En la primera sesión se realizó una presentación de la obra en su conjunto. No pretende ser un libro para "estudiar" filosofía, sino más bien, un compendio de problemas y debates clásicos y recurrentes en la historia del pensamiento occidental. También se realizó una exposición del contenido de cada uno de los capítulos, con la intención de seleccionar aquellos que pudieran resultar del máximo interés para los asistentes, de manera que en caso de no poder tratarlos todos, nos asegurásemos que estudiaríamos los capítulos sobre los que hubiera un consenso mayor.

En la actualidad, cuando las ciencias y las tecnologías nos proporcionan tal cantidad de información que apenas podemos asimilar, ¿le queda algún papel a la filosofía?; ¿qué puede aportarnos hoy? Actualmente la filosofía no puede proporcionar una información comparable a la de las ciencias. Pero acaso su cometido no sea ése, sino el de dar sentido humano al saber y al hacer. Esto es, humanizar el mundo, dar sentido a las nuevas posibilidades y capacidades que nos ofrecen las ciencias y las tecnologías. En definitiva, ayudarnos a realizar el aprendizaje más fundamental que todo ser humano puede realizar: aprender a vivir bien, es decir, a vivir honesta y felizmente.

Solemos decir que la muerte es inevitable. En términos filosóficos, decimos que es "necesaria": tenemos que morir. Pero, ¿es necesario morir como es necesario que los objetos pesados caigan o como es necesario que un cuadrado tenga cuatro lados? ¿Tiene sentido hablar de seres humanos que no mueran? ¿Seguirían siendo "humanos"? La muerte ha sido pensada desde la antigüedad por los filósofos. Platón entendía la filosofía como la mejor preparación posible para la muerte: ya que el filósofo "sabe vivir bien", se encontrará en situación de afrontar el acontecimiento vital, personal e intransferible que es la muerte de la manera más radicalmente humana. Otros pensadores la han considerado como un sueño (Lucrecio), como algo ante lo que no hay que sentir miedo (Epicuro) o como el impulso originario hacia el saber y el conocimiento.

Los seres humanos somos animales simbólicos. Nos movemos continuamente entre significados. Damos significado a las cosas del mundo, pero exigimos también que esas cosas nos ofrezcan algún significado, su significado. Ciertamente los animales tienen capacidad de comunicación, pero se encuentran a gran distancia de los seres humanos, porque nuestro lenguaje es cualitativamente superior al animal. El conjunto de significados que incorporamos cuando aprendemos a hablar nos proporciona una forma de enfrentarnos al mundo: un universo simbólico sin el que nos encontraríamos desorientados, perdidos. Aristóteles ya señaló que este lenguaje humano es importante porque nos permite vivir en sociedad: somos sociales también porque compartimos los significados lingüísticos, porque tenemos un universo simbólico común.
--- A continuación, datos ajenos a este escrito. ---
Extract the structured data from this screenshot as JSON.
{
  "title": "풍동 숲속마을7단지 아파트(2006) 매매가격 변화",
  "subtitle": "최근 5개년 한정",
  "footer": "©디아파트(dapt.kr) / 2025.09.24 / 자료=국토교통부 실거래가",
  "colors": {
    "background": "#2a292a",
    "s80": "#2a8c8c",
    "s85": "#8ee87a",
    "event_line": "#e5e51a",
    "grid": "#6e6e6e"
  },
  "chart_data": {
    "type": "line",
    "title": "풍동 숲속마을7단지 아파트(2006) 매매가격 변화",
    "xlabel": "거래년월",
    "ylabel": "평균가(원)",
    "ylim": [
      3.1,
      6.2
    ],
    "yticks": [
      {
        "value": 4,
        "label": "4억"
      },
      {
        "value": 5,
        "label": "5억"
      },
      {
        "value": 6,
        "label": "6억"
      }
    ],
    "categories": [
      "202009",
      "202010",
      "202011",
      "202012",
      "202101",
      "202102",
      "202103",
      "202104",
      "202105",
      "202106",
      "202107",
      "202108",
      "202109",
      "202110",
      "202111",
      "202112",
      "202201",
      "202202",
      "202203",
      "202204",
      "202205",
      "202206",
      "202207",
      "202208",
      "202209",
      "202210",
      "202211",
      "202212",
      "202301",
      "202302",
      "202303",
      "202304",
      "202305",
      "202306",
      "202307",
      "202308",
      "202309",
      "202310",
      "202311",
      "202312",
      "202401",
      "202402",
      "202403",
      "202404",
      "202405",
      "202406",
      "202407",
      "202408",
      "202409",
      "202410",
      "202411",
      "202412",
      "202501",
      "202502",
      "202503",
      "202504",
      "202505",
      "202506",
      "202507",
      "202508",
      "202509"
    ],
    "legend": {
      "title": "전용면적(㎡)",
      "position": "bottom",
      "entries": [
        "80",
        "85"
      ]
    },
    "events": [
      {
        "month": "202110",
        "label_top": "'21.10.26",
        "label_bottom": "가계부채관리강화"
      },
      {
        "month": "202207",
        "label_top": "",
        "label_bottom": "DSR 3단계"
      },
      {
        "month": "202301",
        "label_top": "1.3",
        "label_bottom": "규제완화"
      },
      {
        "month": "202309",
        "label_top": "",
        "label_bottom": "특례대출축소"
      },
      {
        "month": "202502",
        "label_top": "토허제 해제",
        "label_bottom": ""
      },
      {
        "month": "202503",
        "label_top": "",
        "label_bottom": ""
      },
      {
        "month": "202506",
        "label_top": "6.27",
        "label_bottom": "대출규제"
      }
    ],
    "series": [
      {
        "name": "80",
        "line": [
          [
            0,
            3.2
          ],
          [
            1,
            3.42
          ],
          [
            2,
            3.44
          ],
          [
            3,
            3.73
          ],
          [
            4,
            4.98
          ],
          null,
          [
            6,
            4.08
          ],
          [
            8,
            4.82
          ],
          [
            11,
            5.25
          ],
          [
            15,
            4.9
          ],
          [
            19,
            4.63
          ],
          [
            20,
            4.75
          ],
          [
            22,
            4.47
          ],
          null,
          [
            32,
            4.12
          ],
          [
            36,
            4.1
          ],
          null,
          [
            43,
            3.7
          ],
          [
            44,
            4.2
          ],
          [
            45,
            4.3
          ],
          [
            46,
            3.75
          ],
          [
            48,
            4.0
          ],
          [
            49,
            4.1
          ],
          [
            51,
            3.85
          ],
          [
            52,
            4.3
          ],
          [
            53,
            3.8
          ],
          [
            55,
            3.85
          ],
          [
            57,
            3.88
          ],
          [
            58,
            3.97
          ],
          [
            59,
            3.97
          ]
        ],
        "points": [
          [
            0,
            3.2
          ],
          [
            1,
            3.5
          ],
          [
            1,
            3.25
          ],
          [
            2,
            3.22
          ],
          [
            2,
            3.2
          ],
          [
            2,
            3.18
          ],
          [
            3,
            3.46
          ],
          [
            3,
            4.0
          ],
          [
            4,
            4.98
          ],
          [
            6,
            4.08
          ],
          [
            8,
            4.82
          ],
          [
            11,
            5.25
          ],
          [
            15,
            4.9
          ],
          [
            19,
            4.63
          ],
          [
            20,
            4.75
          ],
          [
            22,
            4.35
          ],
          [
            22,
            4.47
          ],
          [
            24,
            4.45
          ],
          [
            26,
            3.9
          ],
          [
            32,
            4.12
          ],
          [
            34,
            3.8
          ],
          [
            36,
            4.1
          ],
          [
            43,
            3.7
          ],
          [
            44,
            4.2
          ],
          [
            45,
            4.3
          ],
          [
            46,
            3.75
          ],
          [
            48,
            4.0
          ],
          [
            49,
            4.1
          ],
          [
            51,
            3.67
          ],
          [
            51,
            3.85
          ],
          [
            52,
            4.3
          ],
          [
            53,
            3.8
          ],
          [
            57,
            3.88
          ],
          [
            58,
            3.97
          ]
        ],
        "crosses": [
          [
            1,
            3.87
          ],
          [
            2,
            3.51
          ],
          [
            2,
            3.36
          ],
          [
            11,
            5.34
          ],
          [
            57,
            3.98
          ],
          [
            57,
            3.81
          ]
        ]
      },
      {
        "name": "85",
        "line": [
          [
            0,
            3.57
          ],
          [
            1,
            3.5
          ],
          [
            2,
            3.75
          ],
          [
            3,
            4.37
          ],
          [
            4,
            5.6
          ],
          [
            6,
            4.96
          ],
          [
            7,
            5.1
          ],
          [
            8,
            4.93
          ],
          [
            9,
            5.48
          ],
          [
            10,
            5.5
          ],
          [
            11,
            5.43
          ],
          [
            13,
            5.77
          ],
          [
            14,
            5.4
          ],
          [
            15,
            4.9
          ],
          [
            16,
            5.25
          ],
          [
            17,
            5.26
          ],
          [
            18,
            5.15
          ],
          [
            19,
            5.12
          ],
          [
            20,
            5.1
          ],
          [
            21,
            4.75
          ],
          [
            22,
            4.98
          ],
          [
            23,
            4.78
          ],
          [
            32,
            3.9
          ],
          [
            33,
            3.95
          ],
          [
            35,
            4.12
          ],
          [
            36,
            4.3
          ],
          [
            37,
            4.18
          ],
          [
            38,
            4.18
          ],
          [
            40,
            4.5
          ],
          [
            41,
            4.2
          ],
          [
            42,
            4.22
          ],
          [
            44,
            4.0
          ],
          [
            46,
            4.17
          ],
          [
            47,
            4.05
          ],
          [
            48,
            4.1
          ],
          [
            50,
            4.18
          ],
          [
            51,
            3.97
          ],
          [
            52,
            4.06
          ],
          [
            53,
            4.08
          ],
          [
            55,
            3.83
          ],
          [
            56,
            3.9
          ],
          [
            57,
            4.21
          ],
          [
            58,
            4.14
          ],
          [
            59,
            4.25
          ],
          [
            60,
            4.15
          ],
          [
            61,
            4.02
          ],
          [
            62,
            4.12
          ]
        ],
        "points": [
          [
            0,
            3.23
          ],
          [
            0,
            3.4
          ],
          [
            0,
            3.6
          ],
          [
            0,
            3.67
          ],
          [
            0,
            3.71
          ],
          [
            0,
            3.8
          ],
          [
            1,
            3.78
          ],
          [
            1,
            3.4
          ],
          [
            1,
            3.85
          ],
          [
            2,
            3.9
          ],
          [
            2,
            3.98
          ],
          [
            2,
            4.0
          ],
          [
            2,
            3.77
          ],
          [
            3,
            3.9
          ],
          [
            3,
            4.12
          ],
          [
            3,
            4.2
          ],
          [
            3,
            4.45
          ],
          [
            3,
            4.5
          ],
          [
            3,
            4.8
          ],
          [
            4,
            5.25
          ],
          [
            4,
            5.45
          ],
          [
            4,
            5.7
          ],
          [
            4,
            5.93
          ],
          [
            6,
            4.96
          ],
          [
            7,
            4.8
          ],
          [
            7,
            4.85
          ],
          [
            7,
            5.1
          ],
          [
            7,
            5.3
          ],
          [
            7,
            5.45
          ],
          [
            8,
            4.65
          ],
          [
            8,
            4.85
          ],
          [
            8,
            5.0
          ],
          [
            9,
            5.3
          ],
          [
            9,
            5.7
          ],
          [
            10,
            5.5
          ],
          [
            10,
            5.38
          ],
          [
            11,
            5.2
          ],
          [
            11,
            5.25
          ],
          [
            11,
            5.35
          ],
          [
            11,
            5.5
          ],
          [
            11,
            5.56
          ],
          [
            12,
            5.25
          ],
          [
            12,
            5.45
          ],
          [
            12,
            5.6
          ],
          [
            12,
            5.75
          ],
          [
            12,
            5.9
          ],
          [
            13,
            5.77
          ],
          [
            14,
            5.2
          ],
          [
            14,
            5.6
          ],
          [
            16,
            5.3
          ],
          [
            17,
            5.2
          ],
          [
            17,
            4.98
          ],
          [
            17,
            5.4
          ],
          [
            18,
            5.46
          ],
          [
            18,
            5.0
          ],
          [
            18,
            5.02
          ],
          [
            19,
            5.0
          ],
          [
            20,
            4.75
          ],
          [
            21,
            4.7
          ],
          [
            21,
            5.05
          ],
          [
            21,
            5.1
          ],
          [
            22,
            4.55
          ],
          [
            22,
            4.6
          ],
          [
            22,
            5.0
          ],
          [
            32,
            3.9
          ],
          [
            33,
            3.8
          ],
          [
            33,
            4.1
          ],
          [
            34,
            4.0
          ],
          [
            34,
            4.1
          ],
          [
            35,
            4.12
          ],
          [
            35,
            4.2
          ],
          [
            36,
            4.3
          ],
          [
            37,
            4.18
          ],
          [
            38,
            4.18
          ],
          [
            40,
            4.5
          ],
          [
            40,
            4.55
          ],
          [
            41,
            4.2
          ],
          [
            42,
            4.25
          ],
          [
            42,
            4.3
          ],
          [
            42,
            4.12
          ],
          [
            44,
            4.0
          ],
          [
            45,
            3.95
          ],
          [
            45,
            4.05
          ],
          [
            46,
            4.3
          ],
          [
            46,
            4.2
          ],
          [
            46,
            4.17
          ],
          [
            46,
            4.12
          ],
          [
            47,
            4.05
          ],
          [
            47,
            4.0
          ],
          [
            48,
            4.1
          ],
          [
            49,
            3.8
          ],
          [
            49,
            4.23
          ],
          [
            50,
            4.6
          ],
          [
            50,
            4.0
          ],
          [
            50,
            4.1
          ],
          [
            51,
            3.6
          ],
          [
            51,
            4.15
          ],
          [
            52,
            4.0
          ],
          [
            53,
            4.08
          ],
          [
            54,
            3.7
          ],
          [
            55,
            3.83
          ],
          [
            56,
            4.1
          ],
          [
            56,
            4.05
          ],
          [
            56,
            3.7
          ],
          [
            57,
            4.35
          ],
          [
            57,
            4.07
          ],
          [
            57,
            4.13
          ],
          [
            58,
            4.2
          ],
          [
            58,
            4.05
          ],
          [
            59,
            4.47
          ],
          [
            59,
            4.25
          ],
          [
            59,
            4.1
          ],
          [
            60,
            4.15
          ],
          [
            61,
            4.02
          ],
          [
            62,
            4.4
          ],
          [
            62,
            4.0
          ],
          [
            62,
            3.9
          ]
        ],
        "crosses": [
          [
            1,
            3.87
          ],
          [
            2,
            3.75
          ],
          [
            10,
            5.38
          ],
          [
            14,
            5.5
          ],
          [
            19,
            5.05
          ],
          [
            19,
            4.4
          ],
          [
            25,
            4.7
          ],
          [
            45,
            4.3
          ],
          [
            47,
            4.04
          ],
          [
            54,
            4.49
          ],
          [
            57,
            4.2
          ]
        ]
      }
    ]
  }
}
Actualmente lo "natural" se considera como un valor. Buscamos una alimentación "natural", deseamos el contacto con la "naturaleza", preservamos espacios "naturales", etc. Por otra parte el valor de utilidad de las cosas está también en alza. Eso hace que la frontera entre "natural" y "artificial" sea cada vez más difusa y difícil de establecer, pues la intervención humana en los procesos de la naturaleza es muy grande, tanto en extensión como en intensidad. Apenas quedan lugares en el planeta verdaderamente vírgenes y casi todas las actividades humanas se apoyan en la modificación de la naturaleza para adaptarla a nuestras necesidades y deseos. La distinción aristotélica entre naturaleza y arte o técnica no nos aporta ya una separación clara: ¿son naturales o artificiales las razas de perros o de vacas lecheras?; ¿son naturales los frutos vegetales obtenidos mediante manipulación genética o mediante injertos de unas plantas en otras? Y sobre todo, ¿somos naturales los seres humanos o somos el resultado de la cultura (forma de vida inventada y recibida por educación)? Por todo esto es importante plantearnos y nuestra responsabilidad (H. Jonas) ante las generaciones futuras por el desarrollo tecnológico que disfrutamos y demandamos.